Startups and Market Meltdowns: Understanding Survival and Success Factors in Entrepreneurial Settings
摘要
In the dynamic landscape of entrepreneurship, understanding the intricate factors that influence startup success is vital for investors, policymakers, and entrepreneurs alike. This chapter presents a meticulous analysis of a curated dataset, delving into the prediction of startup success based on various key features. Employing advanced data analysis techniques such as machine learning algorithms and statistical modeling, we explore the relationships among variables, including funding amounts, geographic location, milestones achieved, number of employees, business sector, and types of investors. From a dataset of 923 US startups founded between 1984 and 2013, we determined that 80 percent of the firms can be considered successful in terms of having belonged to the 500 Global group of high-potential and fast-growing firms receiving specific, competitive venture capital funding. Additionally, from the dataset, 65 percent of firms were eventually acquired, which can also be viewed as a marker of success. The startup and acquisition rates fell, and the startup closure rates increased in the immediate aftermath of both the 2001 and 2008 market crises. The gradient boosting and adaptive boosting ensemble learning algorithms disambiguated startup acquisitions and closures. Angel-funded and venture capital (VC)-funded startups had approximately equal failure rates.

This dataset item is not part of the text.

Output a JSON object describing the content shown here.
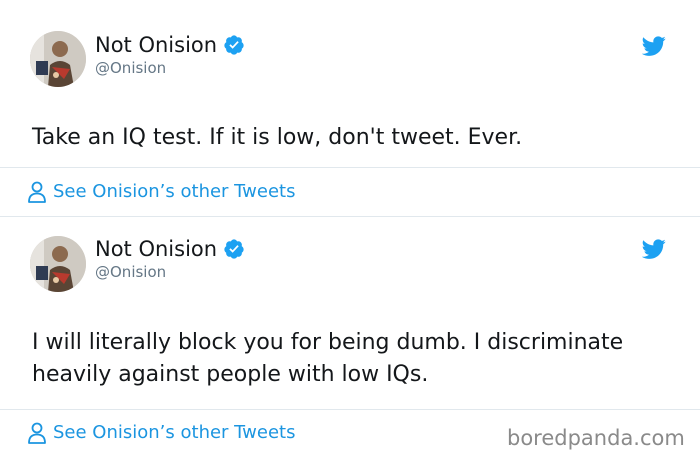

While the startup success and failure rates did not greatly differ according to the type of investment funding received, three key findings emerged: (1) startup and acquisition rates declined and start-up closures increased after each financial crisis; (2) startups funded by VC received higher amounts of funding than those funded by angel investors; and (3) successful startups had received approximately twice as much funding, 30 million USD compared to 15 million USD, as those that failed. Moreover, the ensemble machine learning algorithms of gradient boosting and adaptive boosting proved particularly powerful at levels surpassing 80 percent for predicting which specific startups would survive or fail. Survival in the focal dataset ultimately meant acquisition by a larger firm, enhancing access to markets and resources, and cashing out the VC position.